Excerpt from Everything Is Photograph

Self-Portrait, Paris is conjured from practically nothing: parts of a door and a wall, the shadow of the photographer gripping the tripod attached to his camera. A shadow within a shadow, actually, because of the two light sources, one yielding an ordinary profile, the other, an oafish umbra.

Tucked into the picture’s upper-left corner is the only material object: the box lock on the door. The lock resembles a camera, with its covered keyhole as the lens, complete with focusing ring. What’s behind that keyhole? The image offers no clues. Self-Portrait, Paris is a scene from a shadow play. A meditation on photography, seeing, and self. A nod to thenegative-positive process, described by one of its inventors as “the art of fixing a shadow.”

Behind the real camera that winter night in 1927 stood a tall, scrawny, thirty-two-year-old transplant to Paris. André Kertész had arrived from his native Hungary sixteen months earlier on a train ticket purchased with a loan from a cousin. Paris represented his best hope to establish himself as a photographer. Whatever that meant. Photographers made their living from studio portraiture, newspaper work, or commercial jobs like supplying pictures for postcards. All that bored André. He wanted a more direct contact with life. But he did need to eat.

He spoke little French, nor did he believe he could learn. He had no savings. Often he skipped meals or made do with bread, butter, and milk, tallying the total of his purchases each night before bed. A baguette cost the equivalent of a nickel, a bottle of milk and cube of butter, fourteen cents. His eyes were irritated. He couldn’t sleep through the night, typically only two or three hours. Come afternoon, he might doze off on a park bench. In letters postmarked Budapest, André’s family and friends were pleading with him to forget France and come home. As for his Hungarian girlfriend—if she still was his girlfriend—she had ordered him not to come home until he made a success of his life. In the eight years since the Great War ended, he had struggled to square his passion for photography with the pressure he felt to achieve worldly success. Yet he’d left Hungary still “a nobody” in his estimation and hers.

From his first hours in Paris, André had drifted through its parks and streets, brimming with inquisitive wonder about this city he was interpreting with his Goerz Tenax, a favorite camera—his companion, his accomplice, almost his double. Locals tended to scurry by this lost-looking foreigner. But a bevy of friends eased his isolation. Nearly all were Paris-savvy émigré artists centered in Montparnasse, mostly Hungarians. André lingered in their studios, admired their art, showed up at their parties. He would photograph, later giving prints to each of his friends. As they arranged themselves for a group picture—some laughing, some draping an arm on a friend’s shoulder, one clutching a violin, another a bottle—André would position his camera on a tripod and set the timer, then dash in to include himself, affable, bright-eyed, and grinning.

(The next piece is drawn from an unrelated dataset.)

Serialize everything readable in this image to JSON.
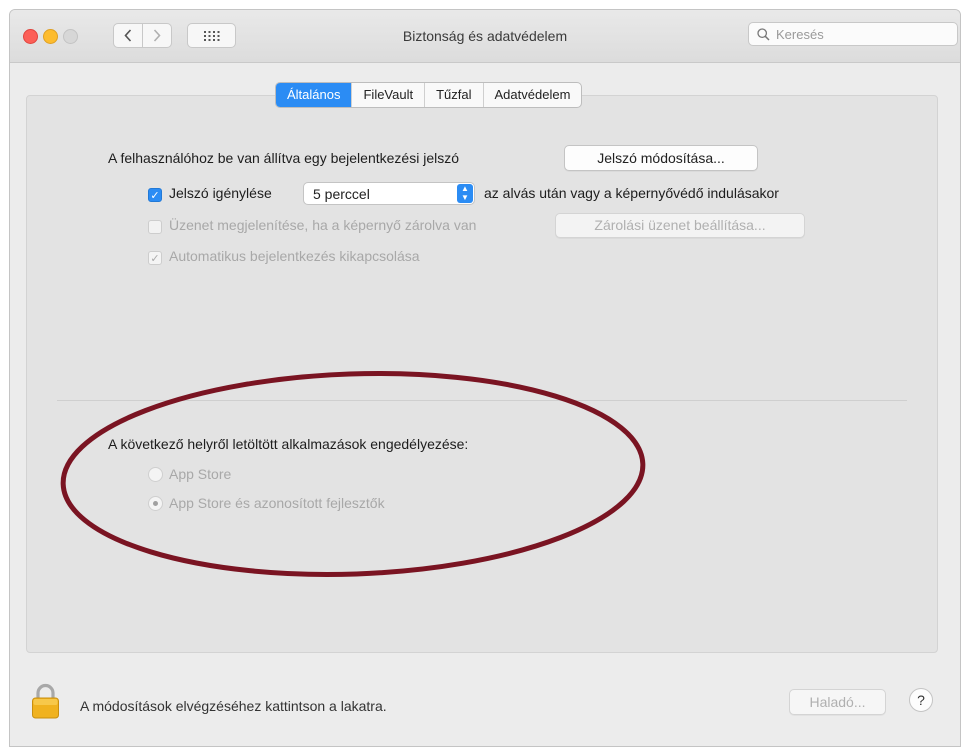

Most of his days included a stop at the Hungarian table on the terrace of the Café du Dôme, where every free spirit in Paris landed sooner or later. There his pals introduced him around and started a buzz about his unorthodox portraits, still lifes, and urban scenes, which they passed hand to hand. That had brought André a scattering of commissions. Publicity shots for the string quartet of the Hungarian composer Paul Arma. Pictures of the Montmartre villa that the Viennese architect Adolf Loos was building for the Dada poet Tristan Tzara. Portraits of a doctor, a dancer, a bibliophile. The trickle of income had allowed him to rent the seventh-floor walkup on the rue de Vanves (today the rue Raymond Losserand) in the fourteenth arrondissement, where he took Self-Portrait, Paris. A maid’s room the size of a small storage space, it had no kitchen, bathroom, or heat. No one would describe the place as charming, even though André would fix it up with pictures, shelves, and linens sent by his mother. Hewas installing a darkroom. After sixteen months of lugging his belongings from one threadbare hotel or makeshift bedroom to another, borrowing or improvising workspace, his garret represented a victory. He had a door with a lock and a dormer window. He had an aerie. Almost a home. A French home.